Radicación n.° 85665 FERNANDO CASTILLO CADENA Magistrado ponente STL11907-2019 Radicación n.° 85665 Acta 30 Bogotá D. C., veintisiete (27) de agosto de dos mil diecinueve (2019) Decide la Sala la impugnación interpuesta por FRANK JODY BORDA SARMIENTO contra el fallo del 10 de julio de 2019 proferido por la Sala de Casación Civil, al interior de la acción constitucional que promovió contra la SALA CIVIL ESPECIALIZADA EN RESTITUCIÓN DE TIERRAS DEL TRIBUNAL SUPERIOR DEL DISTRITO JUDICIAL DE BOGOTÁ y el JUZGADO CIVIL DEL CIRCUITO DE EJECUCIÓN de la misma ciudad, trámite al que se vinculó a los intervinientes del proceso objeto de debate constitucional.
I.
ANTECEDENTES El accionante acudió a este trámite excepcional para que se protejan sus derechos fundamentales al debido proceso, igualdad, defensa y «prosperidad», presuntamente vulnerados por las autoridades judiciales accionadas.

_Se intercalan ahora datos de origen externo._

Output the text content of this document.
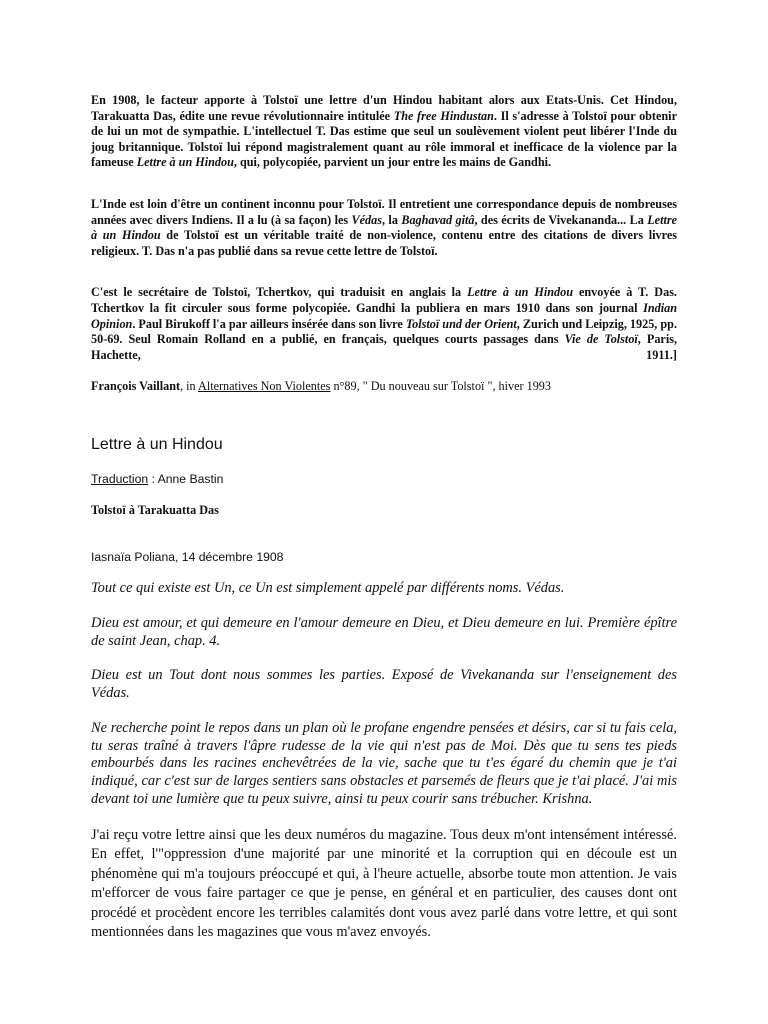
En 1908, le facteur apporte à Tolstoï une lettre d'un Hindou habitant alors aux Etats-Unis. Cet Hindou, Tarakuatta Das, édite une revue révolutionnaire intitulée The free Hindustan. Il s'adresse à Tolstoï pour obtenir de lui un mot de sympathie. L'intellectuel T. Das estime que seul un soulèvement violent peut libérer l'Inde du joug britannique. Tolstoï lui répond magistralement quant au rôle immoral et inefficace de la violence par la fameuse Lettre à un Hindou, qui, polycopiée, parvient un jour entre les mains de Gandhi.

L'Inde est loin d'être un continent inconnu pour Tolstoï. Il entretient une correspondance depuis de nombreuses années avec divers Indiens. Il a lu (à sa façon) les Védas, la Baghavad gitâ, des écrits de Vivekananda... La Lettre à un Hindou de Tolstoï est un véritable traité de non-violence, contenu entre des citations de divers livres religieux. T. Das n'a pas publié dans sa revue cette lettre de Tolstoï.

C'est le secrétaire de Tolstoï, Tchertkov, qui traduisit en anglais la Lettre à un Hindou envoyée à T. Das. Tchertkov la fit circuler sous forme polycopiée. Gandhi la publiera en mars 1910 dans son journal Indian Opinion. Paul Birukoff l'a par ailleurs insérée dans son livre Tolstoï und der Orient, Zurich und Leipzig, 1925, pp. 50-69. Seul Romain Rolland en a publié, en français, quelques courts passages dans Vie de Tolstoï, Paris, Hachette, 1911.]

François Vaillant, in Alternatives Non Violentes n°89, " Du nouveau sur Tolstoï ", hiver 1993

Lettre à un Hindou

Traduction : Anne Bastin

Tolstoï à Tarakuatta Das

Iasnaïa Poliana, 14 décembre 1908

Tout ce qui existe est Un, ce Un est simplement appelé par différents noms. Védas.

Dieu est amour, et qui demeure en l'amour demeure en Dieu, et Dieu demeure en lui. Première épître de saint Jean, chap. 4.

Dieu est un Tout dont nous sommes les parties. Exposé de Vivekananda sur l'enseignement des Védas.

Ne recherche point le repos dans un plan où le profane engendre pensées et désirs, car si tu fais cela, tu seras traîné à travers l'âpre rudesse de la vie qui n'est pas de Moi. Dès que tu sens tes pieds embourbés dans les racines enchevêtrées de la vie, sache que tu t'es égaré du chemin que je t'ai indiqué, car c'est sur de larges sentiers sans obstacles et parsemés de fleurs que je t'ai placé. J'ai mis devant toi une lumière que tu peux suivre, ainsi tu peux courir sans trébucher. Krishna.

J'ai reçu votre lettre ainsi que les deux numéros du magazine. Tous deux m'ont intensément intéressé. En effet, l'"oppression d'une majorité par une minorité et la corruption qui en découle est un phénomène qui m'a toujours préoccupé et qui, à l'heure actuelle, absorbe toute mon attention. Je vais m'efforcer de vous faire partager ce que je pense, en général et en particulier, des causes dont ont procédé et procèdent encore les terribles calamités dont vous avez parlé dans votre lettre, et qui sont mentionnées dans les magazines que vous m'avez envoyés.
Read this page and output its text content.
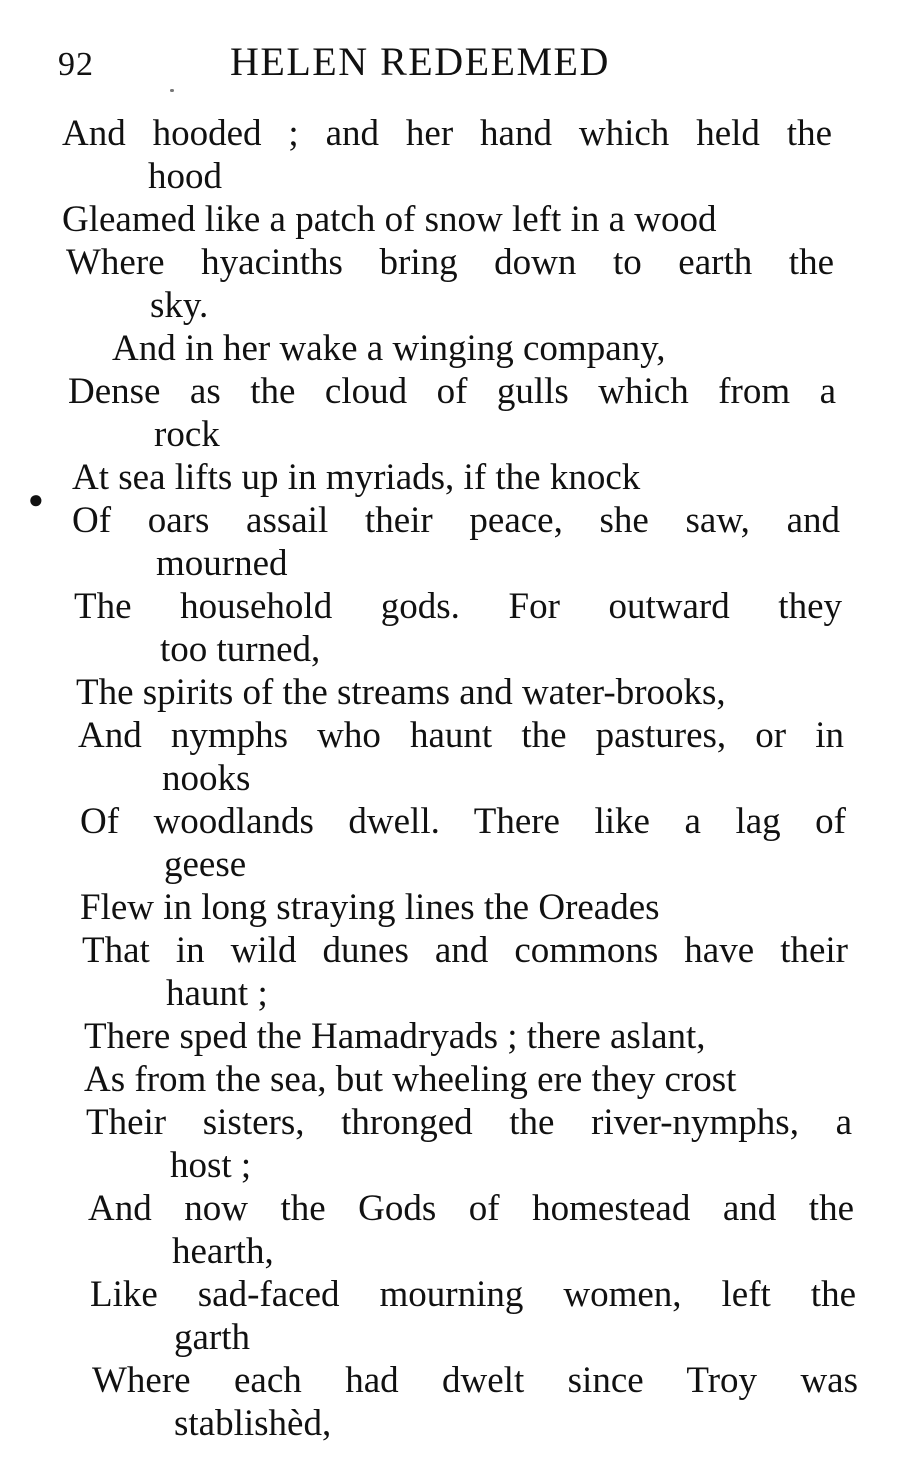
92	HELEN REDEEMED
●
And hooded ; and her hand which held the
hood
Gleamed like a patch of snow left in a wood
Where hyacinths bring down to earth the
sky.
And in her wake a winging company,
Dense as the cloud of gulls which from a
rock
At sea lifts up in myriads, if the knock
Of oars assail their peace, she saw, and
mourned
The household gods. For outward they
too turned,
The spirits of the streams and water-brooks,
And nymphs who haunt the pastures, or in
nooks
Of woodlands dwell. There like a lag of
geese
Flew in long straying lines the Oreades
That in wild dunes and commons have their
haunt ;
There sped the Hamadryads ; there aslant,
As from the sea, but wheeling ere they crost
Their sisters, thronged the river-nymphs, a
host ;
And now the Gods of homestead and the
hearth,
Like sad-faced mourning women, left the
garth
Where each had dwelt since Troy was
stablishèd,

Expresó ser cesionario del derecho litigioso que pende sobre un proceso ejecutivo hipotecario, instaurado por el Banco Granahorrar contra de Ana Graciela Garzón de Rico y Orien Yacint Rico, en el cual la extinta entidad bancaria hizo efectiva la cláusula aceleratoria del pagaré No. 1100124 y reclamó el pago del capital remanente adeudado que equivalía a $59.829.225.
Afirmó que en virtud del litigio anteriormente mencionado, el Juzgado Quinto Civil del Circuito de Descongestión de Bogotá, mediante sentencia del 10 de octubre de 2012, dictaminó la prosperidad de las pretensiones incoadas, decisión que fue confirmada por la Sala Civil Especializada en Restitución de Tierras del Tribunal Superior de distrito Judicial de Bogotá, en providencia del 15 de agosto de 2013.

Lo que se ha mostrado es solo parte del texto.